Professional Development at Duke Law
In addition to their academic coursework, all Duke Law students complete a two-credit non-academic graduation requirement related to their professional identity and development (PD).
The purpose of the PD credit is to help students identify and build essential professional skills they will need to succeed in the legal profession, to support them in being intentional about the professional identity they foster, and to ensure their awareness of the special obligations and role of lawyers in society. The PD credit is designed to be an integrated experience, with students earning the credit both inside the classroom and outside the law school, through summer work and substantive and practical training.
During their first year, students attend classroom sessions intended to familiarize them with law school and the legal profession. The goals of the course are law school preparedness for academic engagement; self-assessment and reflection; communication and personal professionalism skills; and wellness and stress management. Students are also expected to meet with their assigned career counselor to develop a personal narrative as they begin to consider employment opportunities and prepare written documents such as cover letters and resumes. Throughout both the fall and spring semesters, first-year students will have the opportunity to engage in pro bono and public service activities and attend various programs and events sponsored by the Career and Professional Development Center (CPDC) to offer exposure to different career paths and the values, principles, and practices of successful attorneys.

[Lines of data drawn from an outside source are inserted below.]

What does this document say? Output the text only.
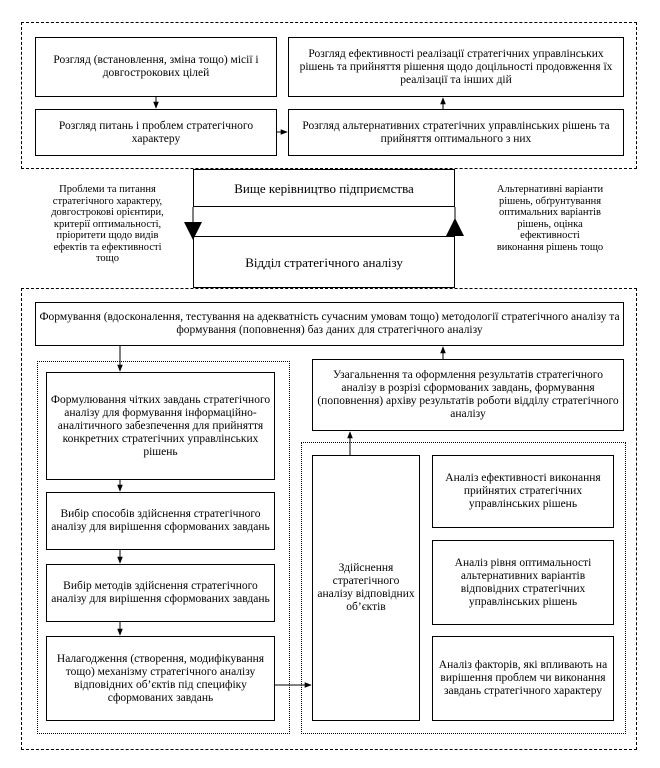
Розгляд (встановлення, зміна тощо) місії і довгострокових цілей
Розгляд ефективності реалізації стратегічних управлінських рішень та прийняття рішення щодо доцільності продовження їх реалізації та інших дій
Розгляд питань і проблем стратегічного характеру
Розгляд альтернативних стратегічних управлінських рішень та прийняття оптимального з них
Вище керівництво підприємства
Відділ стратегічного аналізу
Проблеми та питання
стратегічного характеру,
довгострокові орієнтири,
критерії оптимальності,
пріоритети щодо видів
ефектів та ефективності
тощо
Альтернативні варіанти
рішень, обґрунтування
оптимальних варіантів
рішень, оцінка
ефективності
виконання рішень тощо
Формування (вдосконалення, тестування на адекватність сучасним умовам тощо) методології стратегічного аналізу та формування (поповнення) баз даних для стратегічного аналізу
Формулювання чітких завдань стратегічного аналізу для формування інформаційно-аналітичного забезпечення для прийняття конкретних стратегічних управлінських рішень
Вибір способів здійснення стратегічного аналізу для вирішення сформованих завдань
Вибір методів здійснення стратегічного аналізу для вирішення сформованих завдань
Налагодження (створення, модифікування тощо) механізму стратегічного аналізу відповідних об’єктів під специфіку сформованих завдань
Узагальнення та оформлення результатів стратегічного аналізу в розрізі сформованих завдань, формування (поповнення) архіву результатів роботи відділу стратегічного аналізу
Здійснення стратегічного аналізу відповідних об’єктів
Аналіз ефективності виконання прийнятих стратегічних управлінських рішень
Аналіз рівня оптимальності альтернативних варіантів відповідних стратегічних управлінських рішень
Аналіз факторів, які впливають на вирішення проблем чи виконання завдань стратегічного характеру
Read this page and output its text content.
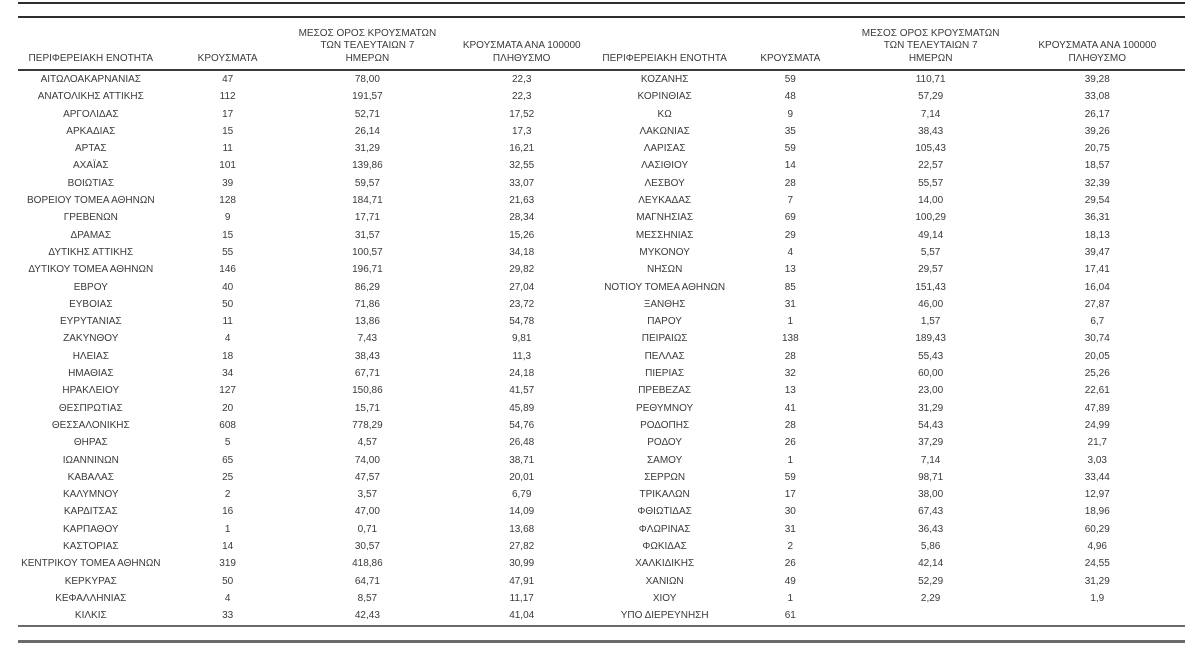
ΠΕΡΙΦΕΡΕΙΑΚΗ ΕΝΟΤΗΤΑ	ΚΡΟΥΣΜΑΤΑ	ΜΕΣΟΣ ΟΡΟΣ ΚΡΟΥΣΜΑΤΩΝ
ΤΩΝ ΤΕΛΕΥΤΑΙΩΝ 7
ΗΜΕΡΩΝ	ΚΡΟΥΣΜΑΤΑ ΑΝΑ 100000
ΠΛΗΘΥΣΜΟ

ΑΙΤΩΛΟΑΚΑΡΝΑΝΙΑΣ	47	78,00	22,3
ΑΝΑΤΟΛΙΚΗΣ ΑΤΤΙΚΗΣ	112	191,57	22,3
ΑΡΓΟΛΙΔΑΣ	17	52,71	17,52
ΑΡΚΑΔΙΑΣ	15	26,14	17,3
ΑΡΤΑΣ	11	31,29	16,21
ΑΧΑΪΑΣ	101	139,86	32,55
ΒΟΙΩΤΙΑΣ	39	59,57	33,07
ΒΟΡΕΙΟΥ ΤΟΜΕΑ ΑΘΗΝΩΝ	128	184,71	21,63
ΓΡΕΒΕΝΩΝ	9	17,71	28,34
ΔΡΑΜΑΣ	15	31,57	15,26
ΔΥΤΙΚΗΣ ΑΤΤΙΚΗΣ	55	100,57	34,18
ΔΥΤΙΚΟΥ ΤΟΜΕΑ ΑΘΗΝΩΝ	146	196,71	29,82
ΕΒΡΟΥ	40	86,29	27,04
ΕΥΒΟΙΑΣ	50	71,86	23,72
ΕΥΡΥΤΑΝΙΑΣ	11	13,86	54,78
ΖΑΚΥΝΘΟΥ	4	7,43	9,81
ΗΛΕΙΑΣ	18	38,43	11,3
ΗΜΑΘΙΑΣ	34	67,71	24,18
ΗΡΑΚΛΕΙΟΥ	127	150,86	41,57
ΘΕΣΠΡΩΤΙΑΣ	20	15,71	45,89
ΘΕΣΣΑΛΟΝΙΚΗΣ	608	778,29	54,76
ΘΗΡΑΣ	5	4,57	26,48
ΙΩΑΝΝΙΝΩΝ	65	74,00	38,71
ΚΑΒΑΛΑΣ	25	47,57	20,01
ΚΑΛΥΜΝΟΥ	2	3,57	6,79
ΚΑΡΔΙΤΣΑΣ	16	47,00	14,09
ΚΑΡΠΑΘΟΥ	1	0,71	13,68
ΚΑΣΤΟΡΙΑΣ	14	30,57	27,82
ΚΕΝΤΡΙΚΟΥ ΤΟΜΕΑ ΑΘΗΝΩΝ	319	418,86	30,99
ΚΕΡΚΥΡΑΣ	50	64,71	47,91
ΚΕΦΑΛΛΗΝΙΑΣ	4	8,57	11,17
ΚΙΛΚΙΣ	33	42,43	41,04
ΠΕΡΙΦΕΡΕΙΑΚΗ ΕΝΟΤΗΤΑ	ΚΡΟΥΣΜΑΤΑ	ΜΕΣΟΣ ΟΡΟΣ ΚΡΟΥΣΜΑΤΩΝ
ΤΩΝ ΤΕΛΕΥΤΑΙΩΝ 7
ΗΜΕΡΩΝ	ΚΡΟΥΣΜΑΤΑ ΑΝΑ 100000
ΠΛΗΘΥΣΜΟ

ΚΟΖΑΝΗΣ	59	110,71	39,28
ΚΟΡΙΝΘΙΑΣ	48	57,29	33,08
ΚΩ	9	7,14	26,17
ΛΑΚΩΝΙΑΣ	35	38,43	39,26
ΛΑΡΙΣΑΣ	59	105,43	20,75
ΛΑΣΙΘΙΟΥ	14	22,57	18,57
ΛΕΣΒΟΥ	28	55,57	32,39
ΛΕΥΚΑΔΑΣ	7	14,00	29,54
ΜΑΓΝΗΣΙΑΣ	69	100,29	36,31
ΜΕΣΣΗΝΙΑΣ	29	49,14	18,13
ΜΥΚΟΝΟΥ	4	5,57	39,47
ΝΗΣΩΝ	13	29,57	17,41
ΝΟΤΙΟΥ ΤΟΜΕΑ ΑΘΗΝΩΝ	85	151,43	16,04
ΞΑΝΘΗΣ	31	46,00	27,87
ΠΑΡΟΥ	1	1,57	6,7
ΠΕΙΡΑΙΩΣ	138	189,43	30,74
ΠΕΛΛΑΣ	28	55,43	20,05
ΠΙΕΡΙΑΣ	32	60,00	25,26
ΠΡΕΒΕΖΑΣ	13	23,00	22,61
ΡΕΘΥΜΝΟΥ	41	31,29	47,89
ΡΟΔΟΠΗΣ	28	54,43	24,99
ΡΟΔΟΥ	26	37,29	21,7
ΣΑΜΟΥ	1	7,14	3,03
ΣΕΡΡΩΝ	59	98,71	33,44
ΤΡΙΚΑΛΩΝ	17	38,00	12,97
ΦΘΙΩΤΙΔΑΣ	30	67,43	18,96
ΦΛΩΡΙΝΑΣ	31	36,43	60,29
ΦΩΚΙΔΑΣ	2	5,86	4,96
ΧΑΛΚΙΔΙΚΗΣ	26	42,14	24,55
ΧΑΝΙΩΝ	49	52,29	31,29
ΧΙΟΥ	1	2,29	1,9
ΥΠΟ ΔΙΕΡΕΥΝΗΣΗ	61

At the outset and again at the conclusion of both their 1L and 2L summers, students engage in goal-setting and self-reflection to directly link their studies, skills development, and courses to their summer internships and their burgeoning legal careers and professional identities. These exercises serve to deepen the connections between the substantive and practical training students undergo throughout their time in law school. Students are asked to consider their strengths and weaknesses in the context of their summer positions, so they might plan their upper-level coursework accordingly. In addition, these self-reflections are an opportunity for students to think about how their courses, as well as their professional experiences and interactions, have affected their understanding of the ways bias, cross-cultural competency, and racism affect the legal profession and practice of law, and their role in addressing those impacts.